AUDI, WHERE'S MY CAR?: German carmaker Audi is undertaking an interesting experiment: at one specially equipped parking garage the cars park themselves. All the driver has to do is step out of the car at the door and call it back with a smartphone app when they're ready to leave. The garage contains numerous laser systems that map the environment in 3D. Meanwhile the cars are equipped with radar and wireless receivers so they can find their own way to an empty spot. And then surely the payment system could be automated too.
WATERING STATIONS: Those of us who drive vehicles fuelled by petrol know we'll find plenty of petrol stations along most routes we travel. But battery powered vehilces risk running out of juice far from a charging station. Israeli company Phinergy have created a battery that creates energy by mixing ambient air, water and aluminium. Their Metal Air would allow drives to simply add water every few hundred kilometres to continue their journey.

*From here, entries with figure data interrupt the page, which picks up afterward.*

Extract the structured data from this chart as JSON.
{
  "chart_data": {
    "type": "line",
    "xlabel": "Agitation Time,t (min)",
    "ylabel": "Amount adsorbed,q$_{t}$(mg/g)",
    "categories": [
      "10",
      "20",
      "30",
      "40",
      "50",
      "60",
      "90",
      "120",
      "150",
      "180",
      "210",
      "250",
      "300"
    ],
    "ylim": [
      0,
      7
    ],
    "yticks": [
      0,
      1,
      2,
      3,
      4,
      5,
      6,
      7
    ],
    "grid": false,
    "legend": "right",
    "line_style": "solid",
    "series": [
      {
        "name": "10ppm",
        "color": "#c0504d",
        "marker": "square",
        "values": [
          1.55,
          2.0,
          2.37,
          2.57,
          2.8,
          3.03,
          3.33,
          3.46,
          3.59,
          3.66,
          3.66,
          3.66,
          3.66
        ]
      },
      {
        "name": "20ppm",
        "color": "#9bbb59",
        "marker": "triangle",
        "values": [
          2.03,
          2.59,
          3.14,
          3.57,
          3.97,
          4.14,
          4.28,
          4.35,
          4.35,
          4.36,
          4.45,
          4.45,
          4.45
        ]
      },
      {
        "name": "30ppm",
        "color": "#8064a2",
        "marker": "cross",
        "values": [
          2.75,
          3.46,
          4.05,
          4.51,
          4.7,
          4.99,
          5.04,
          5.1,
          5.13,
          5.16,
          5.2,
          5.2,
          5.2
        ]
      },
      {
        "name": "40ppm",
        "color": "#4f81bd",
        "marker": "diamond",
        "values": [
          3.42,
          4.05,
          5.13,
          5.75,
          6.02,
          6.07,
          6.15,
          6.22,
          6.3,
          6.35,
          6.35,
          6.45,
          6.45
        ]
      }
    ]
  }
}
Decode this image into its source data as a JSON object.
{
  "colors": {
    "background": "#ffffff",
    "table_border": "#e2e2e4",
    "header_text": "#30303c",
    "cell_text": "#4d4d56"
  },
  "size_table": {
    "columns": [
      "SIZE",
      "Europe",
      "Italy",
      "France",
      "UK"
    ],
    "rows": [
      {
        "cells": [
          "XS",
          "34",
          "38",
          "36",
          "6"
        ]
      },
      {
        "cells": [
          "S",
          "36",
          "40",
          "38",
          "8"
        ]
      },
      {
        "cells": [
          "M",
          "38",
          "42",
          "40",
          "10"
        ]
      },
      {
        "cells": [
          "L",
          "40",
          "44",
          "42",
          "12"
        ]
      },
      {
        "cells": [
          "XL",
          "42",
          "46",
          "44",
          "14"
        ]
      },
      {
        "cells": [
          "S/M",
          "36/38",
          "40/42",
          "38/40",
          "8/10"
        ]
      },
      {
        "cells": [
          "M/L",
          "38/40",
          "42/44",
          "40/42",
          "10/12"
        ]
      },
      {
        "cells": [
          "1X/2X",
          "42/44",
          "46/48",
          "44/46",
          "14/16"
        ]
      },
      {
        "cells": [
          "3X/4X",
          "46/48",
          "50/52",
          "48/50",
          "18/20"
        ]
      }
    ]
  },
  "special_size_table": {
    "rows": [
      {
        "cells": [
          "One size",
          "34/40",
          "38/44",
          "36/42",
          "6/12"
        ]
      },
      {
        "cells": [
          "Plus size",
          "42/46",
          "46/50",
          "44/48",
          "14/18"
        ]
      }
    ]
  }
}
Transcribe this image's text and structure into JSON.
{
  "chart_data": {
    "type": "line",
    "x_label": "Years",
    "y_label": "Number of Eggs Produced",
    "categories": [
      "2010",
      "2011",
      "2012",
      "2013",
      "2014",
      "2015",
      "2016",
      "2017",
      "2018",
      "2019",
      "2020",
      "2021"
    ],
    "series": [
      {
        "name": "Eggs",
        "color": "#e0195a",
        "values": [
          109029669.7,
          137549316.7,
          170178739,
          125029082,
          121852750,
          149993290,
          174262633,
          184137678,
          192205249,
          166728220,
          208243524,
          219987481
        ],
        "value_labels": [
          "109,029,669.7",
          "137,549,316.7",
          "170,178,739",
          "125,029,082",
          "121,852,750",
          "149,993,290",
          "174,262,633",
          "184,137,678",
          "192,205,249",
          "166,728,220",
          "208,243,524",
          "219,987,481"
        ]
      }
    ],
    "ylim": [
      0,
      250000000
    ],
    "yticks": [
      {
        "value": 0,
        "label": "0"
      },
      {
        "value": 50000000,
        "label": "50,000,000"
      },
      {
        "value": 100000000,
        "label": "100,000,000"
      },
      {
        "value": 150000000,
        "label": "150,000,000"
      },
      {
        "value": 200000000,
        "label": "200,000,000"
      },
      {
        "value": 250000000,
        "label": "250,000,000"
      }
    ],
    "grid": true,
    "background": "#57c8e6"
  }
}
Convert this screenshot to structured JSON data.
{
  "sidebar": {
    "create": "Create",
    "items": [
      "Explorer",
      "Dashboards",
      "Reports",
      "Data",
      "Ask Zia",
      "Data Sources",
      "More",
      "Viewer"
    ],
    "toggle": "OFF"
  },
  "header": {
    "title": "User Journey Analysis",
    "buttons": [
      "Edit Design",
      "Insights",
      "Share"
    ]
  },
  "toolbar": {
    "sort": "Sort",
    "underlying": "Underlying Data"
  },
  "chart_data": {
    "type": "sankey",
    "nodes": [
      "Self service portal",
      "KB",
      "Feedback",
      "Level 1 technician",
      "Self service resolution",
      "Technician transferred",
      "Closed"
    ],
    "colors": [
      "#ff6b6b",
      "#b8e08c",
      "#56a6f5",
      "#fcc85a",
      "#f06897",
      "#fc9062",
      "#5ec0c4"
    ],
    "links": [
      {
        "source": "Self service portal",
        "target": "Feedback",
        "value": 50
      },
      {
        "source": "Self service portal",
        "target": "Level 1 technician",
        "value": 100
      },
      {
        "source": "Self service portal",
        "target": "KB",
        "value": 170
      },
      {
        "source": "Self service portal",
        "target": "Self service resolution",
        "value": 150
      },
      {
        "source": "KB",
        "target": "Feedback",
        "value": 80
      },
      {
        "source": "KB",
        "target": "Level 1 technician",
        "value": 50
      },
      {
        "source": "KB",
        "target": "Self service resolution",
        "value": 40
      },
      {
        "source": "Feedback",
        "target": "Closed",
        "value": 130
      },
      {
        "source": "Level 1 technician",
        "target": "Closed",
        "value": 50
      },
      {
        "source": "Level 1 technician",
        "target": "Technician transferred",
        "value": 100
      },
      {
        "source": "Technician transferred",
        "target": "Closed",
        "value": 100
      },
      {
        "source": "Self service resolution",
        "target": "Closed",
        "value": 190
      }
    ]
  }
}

So in future we may need only roadside cafes: a coffee for the driver and a bucket of water for the car.
MOTION CAPTURES: Actroid-SIT is a lifelike robot from the Japanese firm Kokoro. She functions autonomously, talking and gesturing while interacting with people. She makes eye contact and gestures in the direction of a person trying to speak to her, handling interruptions gracefully. People speaking to the robot found her gestures helped make her seem more friendly, sensitive, sophisticated, and warm. Which proves it's the subtleties that count.
KEEP YOUR COOL: We all know the problem of a car left in the summer sun — the burning steering wheel, the blast of heat when you open the door. Researchers from Stanford University have designed an entirely new form of panel using nanostructured photonic materials that cools even when the sun is shining by efficiently radiating heat back into space. It does this by emitting thermal radiation very efficiently at a wavelength for which the atmosphere is nearly transparent. Their new panel reflect sunlight and emits thermal radiation at just the right wavelength. The material is made of quartz and silicon carbide and achieves a net cooling power of more than 100 watts per square metre. The panels could replace solar panels used to power air conditioners that cool a building. And in the very hot countries that could be very welcome.
WARMTH FROM THE SEA: Researchers at Fraunhofer Institute for Chemical Technology have a new idea for building insulation: seaweed. Neptune Grass, deposited on Mediterranean beaches by the sea, generally ends up in landfill. It turns out though that it's virtually non-flammable, resistant to mould, and can be used as insulation without chemical additives. Processing removes the sand and produces short strands that can be stuffed or blown into the required space. The fibres act as a buffer, absorbing water vapour and releasing it again without impairing its own ability to keep the building insulated. No smell, or does the processing handle that too?